Just days after the US-led invasion began in March 2003 "we removed the engines and the wings of six Mig 25s and buried them in the desert," said an Iraqi air force veteran, now a captain in the new force.

"It was crazy, but nobody dared contradict Saddam. He thought the war would last just a few months."

Facing death threats and attacks on their families by anti-government insurgents, the Iraqi officers and airmen agreed to speak only on condition of anonymity.

With no aircraft left, the main asset available as the foundation of a new post-Saddam air force was the expertise of these veterans.

In January 2005, the three Hercules arrived and US and British officials began offering training and advice to help rebuild the new air force.

The first class of Hercules operators took lessons in Jordan in late 2004 before starting courses at Ali base in January. They are expected to complete their training in January 2006.

A second group also went to Jordan and are expected to finish in May or June 2006.

"Everyone here loves his country and would be happy to see his country stand proudly again," said one Iraqi warrant officer, a gray-haired veteran with 18 years' experience.

The C-130 has a crew of five -- a pilot, co-pilot, flight engineer, navigator and a loadmaster.

The three planes need at least 53 ground personnel to make sure they are properly maintained -- everything from engine upkeep to checking for cracks in the fuselage to making sure the straps that hold the cargo are not frayed.

The ground crew being trained got their experience maintaining Russian-made transport planes from Saddam's air force.

One Iraqi warrant officer with 23 years' experience gazed wistfully at a private Ilyushin Il-76 plane taxying down the Ali base's runway, as he took a break from checking hydraulics on the Hercules.

"It's my love," he sighed, then launched into a description of the Russian plane, which carries three times the amount of cargo of a Hercules. "And it has only one type of hydraulic fluid, not three," he said.

The officer said he was aboard one of the 20 Il-76s that Saddam ordered flown to neighboring Iran in 1991.
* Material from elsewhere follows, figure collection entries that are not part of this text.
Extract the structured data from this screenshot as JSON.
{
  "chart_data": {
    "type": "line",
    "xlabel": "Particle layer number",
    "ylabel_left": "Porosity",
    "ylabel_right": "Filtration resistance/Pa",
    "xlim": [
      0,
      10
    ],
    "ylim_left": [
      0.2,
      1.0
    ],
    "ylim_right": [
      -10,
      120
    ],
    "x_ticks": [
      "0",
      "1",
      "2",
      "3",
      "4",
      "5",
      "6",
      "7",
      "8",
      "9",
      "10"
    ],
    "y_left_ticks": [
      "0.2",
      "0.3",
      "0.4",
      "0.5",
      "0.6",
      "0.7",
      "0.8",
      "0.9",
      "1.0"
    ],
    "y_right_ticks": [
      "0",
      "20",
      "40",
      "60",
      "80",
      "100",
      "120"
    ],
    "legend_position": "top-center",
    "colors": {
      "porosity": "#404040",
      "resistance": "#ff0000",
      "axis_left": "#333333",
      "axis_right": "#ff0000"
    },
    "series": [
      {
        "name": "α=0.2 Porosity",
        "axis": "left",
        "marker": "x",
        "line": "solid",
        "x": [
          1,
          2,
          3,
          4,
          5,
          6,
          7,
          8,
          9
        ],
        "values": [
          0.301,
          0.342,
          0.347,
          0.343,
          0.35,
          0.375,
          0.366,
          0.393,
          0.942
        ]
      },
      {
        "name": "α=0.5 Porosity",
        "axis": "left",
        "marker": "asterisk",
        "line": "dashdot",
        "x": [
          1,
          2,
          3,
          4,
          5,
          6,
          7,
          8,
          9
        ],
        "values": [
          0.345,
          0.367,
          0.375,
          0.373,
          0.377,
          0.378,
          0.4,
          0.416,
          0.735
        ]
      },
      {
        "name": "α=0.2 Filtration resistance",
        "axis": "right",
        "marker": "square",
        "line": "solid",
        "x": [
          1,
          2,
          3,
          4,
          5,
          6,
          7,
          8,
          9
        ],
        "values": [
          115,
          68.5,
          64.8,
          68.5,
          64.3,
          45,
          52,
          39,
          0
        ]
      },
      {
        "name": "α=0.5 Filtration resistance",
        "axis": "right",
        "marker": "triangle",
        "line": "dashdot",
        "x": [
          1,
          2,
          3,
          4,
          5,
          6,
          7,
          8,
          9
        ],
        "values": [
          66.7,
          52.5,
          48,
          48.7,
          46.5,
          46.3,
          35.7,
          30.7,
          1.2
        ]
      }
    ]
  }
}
The Iranians held him and the other flight crews for a month, then kicked them out and refused to give the planes back, he said.

The US instructors want the trainees to eventually teach what they learned to a new crop of Iraqi airmen and pilots.

"We're trying to get them to train people," said US Air Force Major Jed McCray, head of the maintenance training program. "Come next summer we plan to be gone and have them sustain themselves."

But in order to be ultimately successful, "they're going to have to get some young people in," McCrae said.
Link Posted: 8/19/2005 5:29:14 PM EDT
[#1]
I dont see a problem
Link Posted: 8/19/2005 5:35:10 PM EDT
[#2]
So we can't afford new planes but were giving them ours?  That is fucked up.  Gas is 5 cents a gallon right now in Iraq.  Let them buy their own planes with their gas profits and to hell with donating some of ours.